Despite recent cuts to its manned space program, NASA continues to research ways that astronauts might live safely in space during prolonged missions. The agency recently completed tests of a prototype astronaut habitation unit in the rugged, barren, almost-Martian landscape of the Arizona desert. The habitat could be tested in space within a decade, and might one day serve as a home away from home for astronauts on the moon or Mars.
The tests, completed last month, included sending in crews for overnight stays, and running simulations of work that would be done in a single day.
The current prototype housing unit has a hard cylindrical shell, contains four rooms, two outside additions for dust mitigation and hygiene, and an inflatable component that adds a second level for sleeping and relaxing.
The inflatable loft design was part of a university competition called XHab. The researchers explain that a final design could be fully inflated, or could have a small hard shell inside an inflated exterior. Hard shells, while heavier to transport, are better at blocking dangerous radiation from space.
A Deep-Space Home for Astronauts
Inflatable space habitats have been a popular idea since the 1970s, but the new project is the most advanced to date.

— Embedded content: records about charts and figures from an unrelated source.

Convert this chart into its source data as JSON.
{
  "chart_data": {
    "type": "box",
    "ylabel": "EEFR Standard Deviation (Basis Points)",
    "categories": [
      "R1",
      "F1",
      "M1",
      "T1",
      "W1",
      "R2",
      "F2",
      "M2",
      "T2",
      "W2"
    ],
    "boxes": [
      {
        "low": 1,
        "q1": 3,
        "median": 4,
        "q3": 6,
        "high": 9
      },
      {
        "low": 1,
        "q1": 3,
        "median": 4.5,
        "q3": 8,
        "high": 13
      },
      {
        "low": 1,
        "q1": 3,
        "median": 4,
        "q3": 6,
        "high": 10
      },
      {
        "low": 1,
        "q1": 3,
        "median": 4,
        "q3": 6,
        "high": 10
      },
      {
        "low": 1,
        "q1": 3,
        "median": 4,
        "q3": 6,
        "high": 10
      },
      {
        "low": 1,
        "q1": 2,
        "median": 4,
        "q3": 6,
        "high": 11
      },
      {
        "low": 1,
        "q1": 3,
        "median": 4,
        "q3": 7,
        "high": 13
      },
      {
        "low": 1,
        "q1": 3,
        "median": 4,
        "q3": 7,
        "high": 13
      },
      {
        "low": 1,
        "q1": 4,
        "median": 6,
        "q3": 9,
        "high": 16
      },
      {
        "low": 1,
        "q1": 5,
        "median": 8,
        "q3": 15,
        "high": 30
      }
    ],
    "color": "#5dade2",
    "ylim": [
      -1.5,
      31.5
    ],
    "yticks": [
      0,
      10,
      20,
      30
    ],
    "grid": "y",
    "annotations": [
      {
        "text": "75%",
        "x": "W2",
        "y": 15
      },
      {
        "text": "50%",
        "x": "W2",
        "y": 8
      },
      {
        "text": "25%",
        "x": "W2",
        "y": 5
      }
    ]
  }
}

Inflatable units are a typical option because they offer a lot of volume for the weight of materials, so the cost of getting the housing to space is lower.
The team also tested a prototype robot that could explore the surface of Mars and be controlled by an astronaut from inside the habitation.
“It changes things if you’re running that robot in close proximity, versus trying to operate it from Earth with a 50-second time delay,” says Kriss Kennedy, project manager of the Habitat Demonstration Unit project. The results were presented this week at the American Institute for Aeronautics and Astronautics (AIAA) Space 2011 conference in Long Beach, California.
The habitation system uses embedded sensors to reduce the need for checkups by crew and ground control. “We are infusing more technologies so that crew wouldn’t have to repair the unit if there were a problem. Inside the unit, the electronics can be controlled by iPads and iPhones, allowing the crew to adjust the lights and temperature.
Deep space missions are inherently risky. Radiation from galactic cosmic rays, which can cause cancer, and from solar flares, which can cause quick death, is a serious issue for long-term space habitation. Cargo bags, used to carry loads up to space, could used to change urine into water via a purification technique called forward osmosis and then help pad the walls with water to protect the crew inside.
The unit could be adapted for missions to the moon, Mars, an asteroid, or simply as a free-flying habitat in space. “Different missions require different sizes of habitation,” says Tracy Gill, who works within the Space Station Utilization Division at NASA’s Kennedy Space Center, because of the different items needed onboard. Within 10 years, the team plans to have a demonstration unit either flying in space or attached to the International Space Station.
Flying habitats need to be easy to repair, says Jeffrey Hoffman, a former astronaut and professor of aeronautics and astronautics at MIT. “Unlike the International Space Station, it won’t be possible to send up replacement parts, so local materials will be key,” he says.
Daniel Lester, an astronomer at the University of Texas at Austin, says a habitation like the one NASA is testing could be a useful place to house a crew servicing space telescopes, or assembling spacecraft to travel to farther-off places like Mars.